A New Fork in the Road
How can business architects and project managers work together effectively?
by Raquel Pittman, PMP
There are many roads companies may take toward building more efficient and effective organizations. Two disciplines aimed at facilitating these competencies are project management and business architecture. Yet, there has been some difficulty defining the boundaries between the roles. There is no controversy on the benefit of both ... it's just tough to relate how they work together. This article will attempt to clarify and posit a recommendation.

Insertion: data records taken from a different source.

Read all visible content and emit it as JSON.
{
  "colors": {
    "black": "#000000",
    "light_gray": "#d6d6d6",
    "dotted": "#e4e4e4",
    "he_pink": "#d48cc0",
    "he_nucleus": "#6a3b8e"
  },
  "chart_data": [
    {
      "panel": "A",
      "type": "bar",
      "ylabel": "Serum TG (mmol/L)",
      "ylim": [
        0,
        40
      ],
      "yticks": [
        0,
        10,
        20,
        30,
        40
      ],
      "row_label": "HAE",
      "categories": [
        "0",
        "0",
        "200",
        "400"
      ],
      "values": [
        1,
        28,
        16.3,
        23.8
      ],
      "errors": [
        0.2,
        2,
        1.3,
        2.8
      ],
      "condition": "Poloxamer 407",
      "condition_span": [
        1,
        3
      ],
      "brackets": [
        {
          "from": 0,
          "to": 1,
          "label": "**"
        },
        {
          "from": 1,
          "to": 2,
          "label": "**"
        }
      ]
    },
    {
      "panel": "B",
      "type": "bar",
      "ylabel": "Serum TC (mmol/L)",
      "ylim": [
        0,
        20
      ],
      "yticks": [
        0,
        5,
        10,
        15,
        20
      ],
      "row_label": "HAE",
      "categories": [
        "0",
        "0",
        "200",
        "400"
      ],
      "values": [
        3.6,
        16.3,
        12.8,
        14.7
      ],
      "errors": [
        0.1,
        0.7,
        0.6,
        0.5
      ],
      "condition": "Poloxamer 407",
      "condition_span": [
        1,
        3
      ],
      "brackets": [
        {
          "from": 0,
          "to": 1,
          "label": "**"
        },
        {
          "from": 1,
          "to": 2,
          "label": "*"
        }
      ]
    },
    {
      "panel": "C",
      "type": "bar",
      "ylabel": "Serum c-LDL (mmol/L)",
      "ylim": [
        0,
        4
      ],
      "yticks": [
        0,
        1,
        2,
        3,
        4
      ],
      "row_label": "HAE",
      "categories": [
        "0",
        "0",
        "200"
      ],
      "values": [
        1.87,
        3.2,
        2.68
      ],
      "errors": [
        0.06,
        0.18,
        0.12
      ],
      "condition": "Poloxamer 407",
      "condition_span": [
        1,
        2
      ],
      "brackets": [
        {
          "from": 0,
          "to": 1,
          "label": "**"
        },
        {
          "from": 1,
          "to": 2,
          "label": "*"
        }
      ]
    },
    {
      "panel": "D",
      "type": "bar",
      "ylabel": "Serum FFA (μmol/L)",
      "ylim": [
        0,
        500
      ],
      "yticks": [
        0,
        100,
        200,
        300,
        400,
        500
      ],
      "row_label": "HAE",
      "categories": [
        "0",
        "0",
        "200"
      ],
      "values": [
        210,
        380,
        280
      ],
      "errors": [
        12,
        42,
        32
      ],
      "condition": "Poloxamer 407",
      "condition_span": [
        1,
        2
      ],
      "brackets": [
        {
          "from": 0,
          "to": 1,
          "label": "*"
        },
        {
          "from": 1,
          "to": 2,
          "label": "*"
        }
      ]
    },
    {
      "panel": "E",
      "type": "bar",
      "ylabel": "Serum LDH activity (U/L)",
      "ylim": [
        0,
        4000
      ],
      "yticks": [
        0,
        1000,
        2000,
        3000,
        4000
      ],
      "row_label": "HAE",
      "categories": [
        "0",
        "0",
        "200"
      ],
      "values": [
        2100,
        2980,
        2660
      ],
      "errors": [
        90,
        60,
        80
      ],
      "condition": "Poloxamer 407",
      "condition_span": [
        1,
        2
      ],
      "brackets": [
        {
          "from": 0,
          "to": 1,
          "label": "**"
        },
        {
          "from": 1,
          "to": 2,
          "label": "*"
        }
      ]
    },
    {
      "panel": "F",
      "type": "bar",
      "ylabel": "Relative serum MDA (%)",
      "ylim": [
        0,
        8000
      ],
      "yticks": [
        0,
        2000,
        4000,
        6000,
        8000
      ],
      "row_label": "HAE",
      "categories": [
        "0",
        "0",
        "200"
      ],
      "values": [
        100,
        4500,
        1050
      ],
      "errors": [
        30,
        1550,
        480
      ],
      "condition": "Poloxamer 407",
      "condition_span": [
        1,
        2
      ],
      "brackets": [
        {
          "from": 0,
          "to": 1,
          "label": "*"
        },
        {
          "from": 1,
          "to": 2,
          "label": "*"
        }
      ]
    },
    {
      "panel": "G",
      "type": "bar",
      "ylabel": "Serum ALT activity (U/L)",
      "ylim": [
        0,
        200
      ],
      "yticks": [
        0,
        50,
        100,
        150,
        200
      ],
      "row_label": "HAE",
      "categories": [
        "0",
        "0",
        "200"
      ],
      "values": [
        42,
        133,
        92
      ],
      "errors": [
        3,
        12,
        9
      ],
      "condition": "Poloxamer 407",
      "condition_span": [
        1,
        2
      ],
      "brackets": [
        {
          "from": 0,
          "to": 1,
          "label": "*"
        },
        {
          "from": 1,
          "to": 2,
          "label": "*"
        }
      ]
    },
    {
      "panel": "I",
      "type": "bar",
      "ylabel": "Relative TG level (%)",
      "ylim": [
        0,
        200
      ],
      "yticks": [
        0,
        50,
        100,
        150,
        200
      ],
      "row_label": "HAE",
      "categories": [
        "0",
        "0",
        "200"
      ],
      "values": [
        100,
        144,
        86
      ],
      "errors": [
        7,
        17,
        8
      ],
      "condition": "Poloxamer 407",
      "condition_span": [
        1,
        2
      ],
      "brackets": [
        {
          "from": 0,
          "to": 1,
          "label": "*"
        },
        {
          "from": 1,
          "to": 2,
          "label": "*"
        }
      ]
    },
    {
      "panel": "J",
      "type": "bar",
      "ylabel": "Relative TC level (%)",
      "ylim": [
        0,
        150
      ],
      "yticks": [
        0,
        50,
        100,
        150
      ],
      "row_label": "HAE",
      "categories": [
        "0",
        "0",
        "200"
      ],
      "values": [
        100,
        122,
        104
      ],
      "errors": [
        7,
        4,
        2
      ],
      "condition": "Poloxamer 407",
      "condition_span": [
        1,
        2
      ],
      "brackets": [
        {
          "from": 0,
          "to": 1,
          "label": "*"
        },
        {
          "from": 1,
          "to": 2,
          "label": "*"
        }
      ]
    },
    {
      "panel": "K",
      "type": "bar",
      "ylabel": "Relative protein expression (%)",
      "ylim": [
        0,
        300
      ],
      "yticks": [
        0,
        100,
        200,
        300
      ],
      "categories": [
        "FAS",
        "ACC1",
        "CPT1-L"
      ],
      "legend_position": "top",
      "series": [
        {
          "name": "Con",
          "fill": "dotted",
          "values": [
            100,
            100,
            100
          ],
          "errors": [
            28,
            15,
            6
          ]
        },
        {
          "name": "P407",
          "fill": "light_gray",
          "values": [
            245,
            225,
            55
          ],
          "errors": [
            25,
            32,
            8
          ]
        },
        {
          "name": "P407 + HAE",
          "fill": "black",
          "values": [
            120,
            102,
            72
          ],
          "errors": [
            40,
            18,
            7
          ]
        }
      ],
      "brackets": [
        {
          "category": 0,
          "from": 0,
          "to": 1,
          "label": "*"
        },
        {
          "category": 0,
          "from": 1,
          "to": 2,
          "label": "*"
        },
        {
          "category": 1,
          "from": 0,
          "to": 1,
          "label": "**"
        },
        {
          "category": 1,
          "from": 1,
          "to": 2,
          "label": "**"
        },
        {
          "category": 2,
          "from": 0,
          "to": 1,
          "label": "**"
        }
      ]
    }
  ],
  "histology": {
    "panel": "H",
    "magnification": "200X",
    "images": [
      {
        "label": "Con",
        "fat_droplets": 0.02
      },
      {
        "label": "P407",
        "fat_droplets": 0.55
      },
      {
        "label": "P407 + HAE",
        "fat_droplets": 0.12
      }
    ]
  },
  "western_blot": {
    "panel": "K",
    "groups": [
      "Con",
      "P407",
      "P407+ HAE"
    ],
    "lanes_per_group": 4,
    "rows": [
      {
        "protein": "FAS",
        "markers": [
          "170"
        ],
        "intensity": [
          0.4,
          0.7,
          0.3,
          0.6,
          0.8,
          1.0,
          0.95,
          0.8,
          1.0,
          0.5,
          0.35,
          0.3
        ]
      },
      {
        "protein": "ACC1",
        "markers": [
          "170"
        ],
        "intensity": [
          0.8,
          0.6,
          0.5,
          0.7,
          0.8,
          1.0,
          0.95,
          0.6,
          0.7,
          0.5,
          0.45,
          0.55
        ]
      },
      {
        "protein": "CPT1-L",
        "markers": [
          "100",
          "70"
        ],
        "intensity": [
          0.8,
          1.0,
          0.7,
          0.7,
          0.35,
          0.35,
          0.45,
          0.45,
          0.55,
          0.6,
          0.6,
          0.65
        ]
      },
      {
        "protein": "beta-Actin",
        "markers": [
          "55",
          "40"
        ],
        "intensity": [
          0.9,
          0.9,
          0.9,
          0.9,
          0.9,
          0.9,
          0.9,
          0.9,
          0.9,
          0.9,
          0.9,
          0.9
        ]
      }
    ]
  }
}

The business architect - a relatively new designation - is focused on the alignment of an organization's overall strategic goals with its tactical execution. The view of the business architect must encompass several business disciplines for the organization, such as human resources, finance, change management, information technology, business process and strategy, and combine that with a consulting orientation. These resource people should have deep business knowledge combined with expertise working with large-scale, cross-functional processes. They are charged with defining the overall business design for an organization to reach strategic goals.
The project/program manager's focus within an organization is centered on the efficient execution of a defined, temporal initiative - or project. These resource people have the techniques and skills to tactically define, execute, and communicate the project and its results to varying levels in the organization. The benefits of this discipline include facilitating the ability for any organization, business unit, or department to define activities, accurately resource plan, track progress, manage costs, and respond to change.
What's the synergy between these roles?
agree that the ideal resource person in either role will contain
traits of the other. However, what's the synergy between both roles?
In looking at the roles themselves and their discrete objectives,
there is an obvious hand-off.
The business architect will scope a desired organizational goal by analyzing the impacts to various functions and using those results to define the organization's capabilities as it relates to that goal. The project/program manager will optimize the organization's capabilities by using its skill sets to ensure that the initiatives designed to reach the identified goals are completed with a systematic discipline that provides structure, visibility, and timelines for completion.
These two roles are not interchangeable; however, it can be argued that a company cannot optimize its business architect role without the presence of an experienced project/program manager. Both are key tools in accurately scoping and subsequently implementing organizational change.